There are so many new residents here that different parts of the encampment already have different names. Theres Jerusalem, Canaan, Bacca Zuwe. At a section called Area B, theres a single hand pump for water. When we arrived, the well was locked. A gaggle of children had gathered with buckets waiting for the well manager to show up with the key.

Mr. PIERRE JEAN LEFEN (Well Manager): (Foreign language spoken)

BEAUBIEN: Eighteen-year-old Pierre Jean Lefen is the man with the key. He says the water is locked because this is a private, not a public, well. In fact, its the only well near here. The kids each pay him roughly 25 cents to fill their plastic five-gallon buckets. Lefen says this area is booming, but theres no government services, no electricity, no toilets, no schools.

Mr. LEFEN: (Through translation) None of us around here can go to school. We dont have any way to go to school. Those kids you can see here, they stay all day long without being able to go to school.

BEAUBIEN: There are, however, small businesses popping up on the hillside, in amongst the huts - small grocery stores, a dentists office. Thirty-year-old Isdres Baptiste runs a combination barber shop-photo studio out of a red sheet-metal shack.

Mr. ISDRES BAPTISTE: (Speaking foreign language)

BEAUBIEN: Baptiste says before the earthquake, his shop was on Delmas 31, a bustling street in the capital. On weekends, he says he was always busy with people getting their hair cut and ordering photos for birthdays or other celebrations.

Baptiste says the problem now is that the people dont have any money. Many lost their jobs, others are scraping just to get by. He says photos and haircuts are now considered luxuries.

(Soundbite of pig)

BEAUBIEN: The growing encampments on the hillsides of Cabaret are different from the overly crowded camps in the heart of Port-au-Prince. Here, the shacks are spread out. People have planted vegetable gardens. Pigs root around in the dust. Theres room to keep flocks of chickens.

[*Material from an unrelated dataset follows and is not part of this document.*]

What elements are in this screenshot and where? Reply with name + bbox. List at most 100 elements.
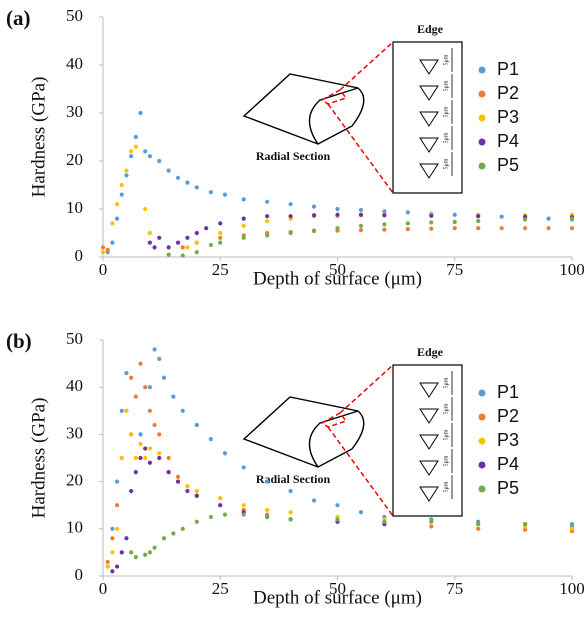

Cabaret, however, lies between a line of steep, denuded mountains and the ocean. In the run-up to Hurricane Tomas in November, aid agencies tried to evacuate 8,000 people from a nearby tent encampment out of fear that it could get flooded in a major storm.

But concerns about floods and hurricanes arent keeping people away. Pastor Amos Noel has erected a small open air church in the area.

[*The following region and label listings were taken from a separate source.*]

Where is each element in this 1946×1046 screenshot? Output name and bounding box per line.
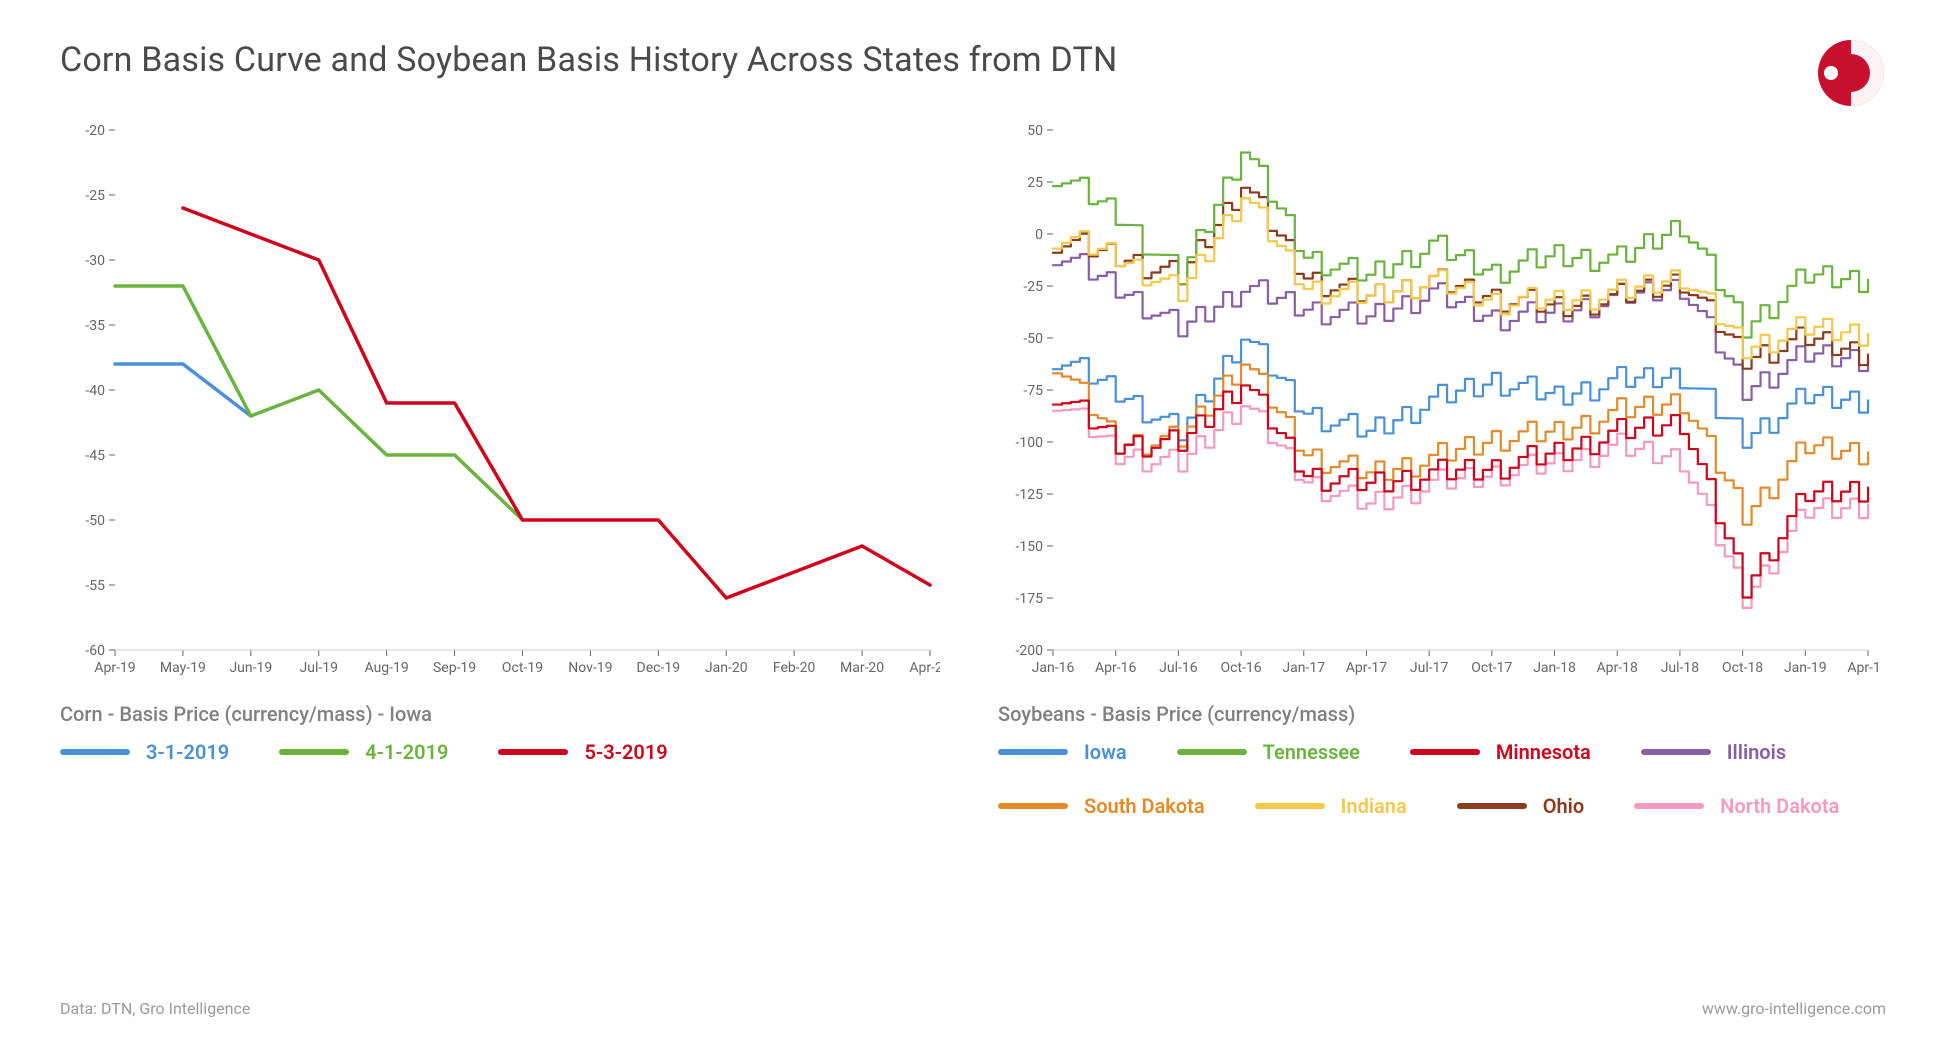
svg-text:-35: -35	[85, 318, 105, 334]
legend-swatch	[1410, 749, 1480, 755]
svg-text:Apr-19: Apr-19	[1847, 660, 1878, 676]
svg-text:Mar-20: Mar-20	[840, 660, 884, 676]
svg-text:Apr-17: Apr-17	[1346, 660, 1387, 676]
svg-text:50: 50	[1027, 123, 1043, 139]
svg-text:Oct-19: Oct-19	[502, 660, 543, 676]
legend-label: Illinois	[1727, 740, 1786, 764]
svg-text:-125: -125	[1016, 487, 1044, 503]
footer-data-source: Data: DTN, Gro Intelligence	[60, 999, 250, 1018]
svg-text:Jul-17: Jul-17	[1410, 660, 1449, 676]
legend-swatch	[1255, 803, 1325, 809]
legend-swatch	[279, 749, 349, 755]
legend-label: 3-1-2019	[146, 740, 229, 764]
svg-text:-60: -60	[85, 643, 105, 659]
svg-text:Jun-19: Jun-19	[229, 660, 272, 676]
svg-text:Oct-17: Oct-17	[1471, 660, 1512, 676]
svg-text:Apr-19: Apr-19	[94, 660, 135, 676]
corn-legend-title: Corn - Basis Price (currency/mass) - Iow…	[60, 702, 948, 726]
legend-item: 3-1-2019	[60, 740, 229, 764]
corn-legend: 3-1-2019 4-1-2019 5-3-2019	[60, 740, 948, 764]
svg-text:Jan-17: Jan-17	[1282, 660, 1325, 676]
legend-label: Indiana	[1341, 794, 1407, 818]
svg-text:Jul-18: Jul-18	[1661, 660, 1700, 676]
legend-label: 4-1-2019	[365, 740, 448, 764]
svg-text:-40: -40	[85, 383, 105, 399]
svg-text:Jan-19: Jan-19	[1784, 660, 1827, 676]
svg-text:-175: -175	[1016, 591, 1044, 607]
svg-text:Apr-16: Apr-16	[1095, 660, 1136, 676]
legend-swatch	[998, 803, 1068, 809]
legend-label: Tennessee	[1263, 740, 1360, 764]
legend-item: Minnesota	[1410, 740, 1591, 764]
legend-swatch	[60, 749, 130, 755]
svg-text:-45: -45	[85, 448, 105, 464]
charts-row: -60 -55 -50 -45 -40 -35 -30 -25 -20 Apr-19 May-19 J…	[60, 120, 1886, 818]
svg-text:-150: -150	[1016, 539, 1044, 555]
svg-text:-30: -30	[85, 253, 105, 269]
header: Corn Basis Curve and Soybean Basis Histo…	[60, 40, 1886, 80]
legend-item: South Dakota	[998, 794, 1205, 818]
legend-item: North Dakota	[1634, 794, 1839, 818]
legend-swatch	[498, 749, 568, 755]
svg-text:Apr-18: Apr-18	[1597, 660, 1638, 676]
svg-text:Jul-16: Jul-16	[1159, 660, 1198, 676]
svg-text:Jul-19: Jul-19	[300, 660, 338, 676]
legend-item: Tennessee	[1177, 740, 1360, 764]
soy-legend: Iowa Tennessee Minnesota Illinois South Dako…	[998, 740, 1886, 818]
svg-text:May-19: May-19	[160, 660, 206, 676]
svg-text:-200: -200	[1016, 643, 1044, 659]
legend-swatch	[1634, 803, 1704, 809]
corn-chart: -60 -55 -50 -45 -40 -35 -30 -25 -20 Apr-19 May-19 J…	[60, 120, 940, 680]
svg-text:Oct-18: Oct-18	[1722, 660, 1763, 676]
svg-text:-25: -25	[85, 188, 105, 204]
svg-text:Nov-19: Nov-19	[568, 660, 612, 676]
footer-url: www.gro-intelligence.com	[1702, 999, 1886, 1018]
legend-swatch	[1641, 749, 1711, 755]
svg-text:-20: -20	[85, 123, 105, 139]
svg-text:0: 0	[1035, 227, 1043, 243]
page: Corn Basis Curve and Soybean Basis Histo…	[0, 0, 1946, 1046]
svg-text:Jan-16: Jan-16	[1032, 660, 1075, 676]
legend-label: Ohio	[1543, 794, 1584, 818]
soy-legend-title: Soybeans - Basis Price (currency/mass)	[998, 702, 1886, 726]
legend-label: Iowa	[1084, 740, 1127, 764]
legend-item: Indiana	[1255, 794, 1407, 818]
page-title: Corn Basis Curve and Soybean Basis Histo…	[60, 40, 1117, 80]
legend-item: Illinois	[1641, 740, 1786, 764]
svg-text:-100: -100	[1016, 435, 1044, 451]
svg-text:Jan-18: Jan-18	[1533, 660, 1576, 676]
legend-label: South Dakota	[1084, 794, 1205, 818]
soy-chart: -200 -175 -150 -125 -100 -75 -50 -25 0 25 50 Jan-16…	[998, 120, 1878, 680]
footer: Data: DTN, Gro Intelligence www.gro-inte…	[60, 999, 1886, 1018]
gro-logo	[1816, 38, 1886, 112]
svg-text:Dec-19: Dec-19	[637, 660, 681, 676]
corn-chart-panel: -60 -55 -50 -45 -40 -35 -30 -25 -20 Apr-19 May-19 J…	[60, 120, 948, 818]
svg-text:Sep-19: Sep-19	[433, 660, 476, 676]
svg-text:Aug-19: Aug-19	[365, 660, 409, 676]
svg-text:-50: -50	[1023, 331, 1043, 347]
svg-text:-55: -55	[85, 578, 105, 594]
legend-label: North Dakota	[1720, 794, 1839, 818]
svg-text:-50: -50	[85, 513, 105, 529]
soy-chart-panel: -200 -175 -150 -125 -100 -75 -50 -25 0 25 50 Jan-16…	[998, 120, 1886, 818]
legend-swatch	[1177, 749, 1247, 755]
svg-text:25: 25	[1027, 175, 1043, 191]
legend-item: 5-3-2019	[498, 740, 667, 764]
svg-text:Feb-20: Feb-20	[773, 660, 816, 676]
svg-text:Oct-16: Oct-16	[1220, 660, 1261, 676]
legend-label: Minnesota	[1496, 740, 1591, 764]
legend-label: 5-3-2019	[584, 740, 667, 764]
legend-swatch	[998, 749, 1068, 755]
svg-text:-25: -25	[1023, 279, 1043, 295]
legend-swatch	[1457, 803, 1527, 809]
svg-text:Jan-20: Jan-20	[705, 660, 748, 676]
legend-item: Ohio	[1457, 794, 1584, 818]
svg-text:-75: -75	[1023, 383, 1043, 399]
legend-item: Iowa	[998, 740, 1127, 764]
svg-text:Apr-20: Apr-20	[909, 660, 940, 676]
legend-item: 4-1-2019	[279, 740, 448, 764]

Mr. AMOS NOEL (Pastor): (Through translation) Day by day you see a new family move in. For example, today there was a truck that pouring sand and stone down here for a house to be built. Every single day you see a new family, new face come to live here.

BEAUBIEN: If space is open, someone takes it. Most of the houses are simple huts, but some people are building solid, cinder-block buildings. One even has a garage.

For decades, Haiti has had a chaotic land title system. After the quake, with so many government buildings destroyed, its even less clear who owns what.

Aid groups say one of the biggest obstacles to building new or even transitional housing is the lack of clear land title in the Haitian capital. Here this isnt yet a problem because the squatters are simply ignoring the issue.

The pastor says this is government land. Others say it was abandoned. What is clear is that thousands of Haitians have given up on waiting for the government or aid groups to move them out of the overcrowded camps in Port-au-Prince.